My kids left with my parents a couple of days ago on a camping trip, leaving me at home alone for the rest of the day. The first thing that entered my mind as they left was, "I really feel like calling Gram and having a great chat!" The only problem is, my grandmother died almost 8 years ago. In that millisecond it took me to remember that she's gone, and to realize, once again, that there is no one left that I have that same type of relationship with, I broke down and mourned her all over again.

 

Grandmothers are extremely special. Mine was a friend, a confidante, and my biggest fan. I never felt like she doubted me in the least, like she thought I was the smartest person in the world and could do anything.
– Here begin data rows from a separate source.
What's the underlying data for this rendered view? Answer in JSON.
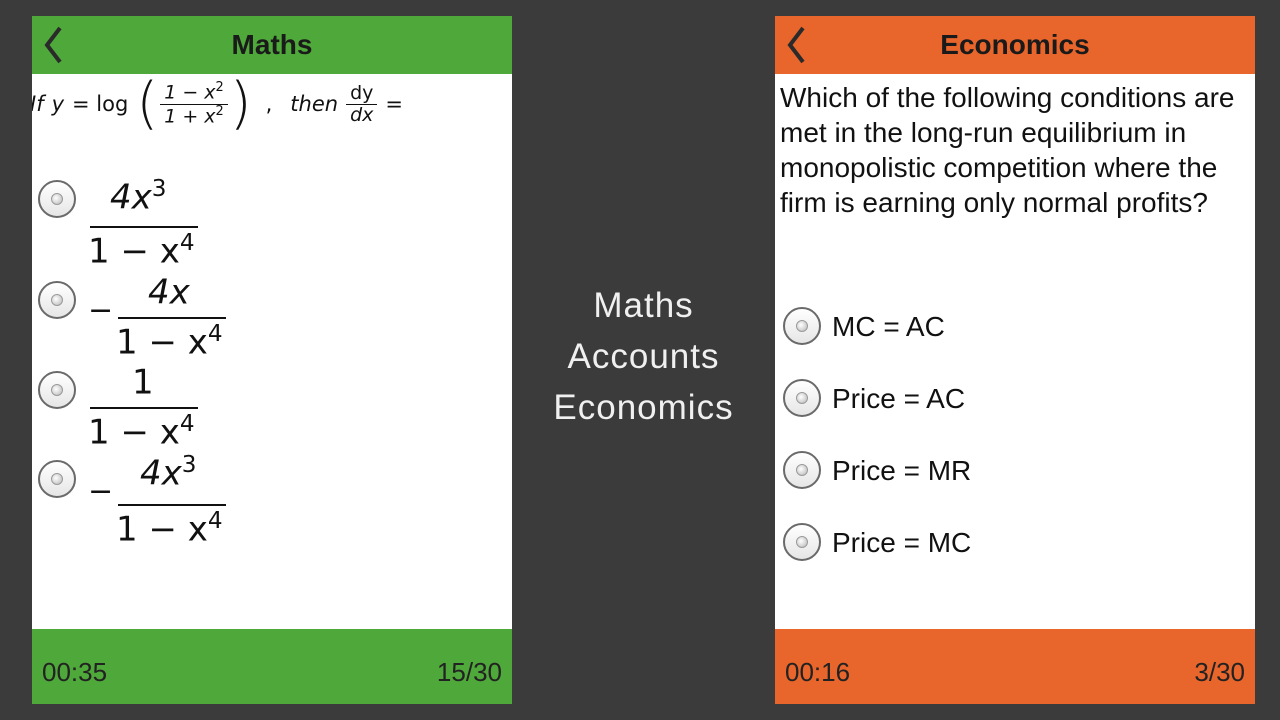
{
  "maths": {
    "title": "Maths",
    "question": {
      "prefix": "If",
      "y": "y",
      "eq": "= log",
      "frac_num": "1 − x",
      "frac_num_exp": "2",
      "frac_den": "1 + x",
      "frac_den_exp": "2",
      "comma": ",",
      "then": "then",
      "dy": "dy",
      "dx": "dx",
      "tail": "="
    },
    "options": [
      {
        "sign": "",
        "num": "4x",
        "num_exp": "3",
        "den": "1 − x",
        "den_exp": "4"
      },
      {
        "sign": "−",
        "num": "4x",
        "num_exp": "",
        "den": "1 − x",
        "den_exp": "4"
      },
      {
        "sign": "",
        "num": "1",
        "num_exp": "",
        "den": "1 − x",
        "den_exp": "4"
      },
      {
        "sign": "−",
        "num": "4x",
        "num_exp": "3",
        "den": "1 − x",
        "den_exp": "4"
      }
    ],
    "timer": "00:35",
    "progress": "15/30",
    "color": "#4fa83a"
  },
  "menu": {
    "items": [
      "Maths",
      "Accounts",
      "Economics"
    ]
  },
  "economics": {
    "title": "Economics",
    "question": "Which of the following conditions are met in the long-run equilibrium in monopolistic competition where the firm is earning only normal profits?",
    "options": [
      "MC = AC",
      "Price = AC",
      "Price = MR",
      "Price = MC"
    ],
    "timer": "00:16",
    "progress": "3/30",
    "color": "#e8652c"
  }
}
She took all of my comments and suggestions as if they came from an expert, and was always there to confide in growing up, when I needed to complain about my parents, etc. We would get in the car, and she would ask "Where do you want to go?" I would tell her "left" and "right" until we ended up in the craziest places! Some of my best memories were of those silly road trips and the deep conversations we had on them. It is so tough to lose someone like that.

 

I would worry less about who you have to listen to your grief, and just grieve. And I agree, if you really want to share stories about your grandmother, your kids are the best audience.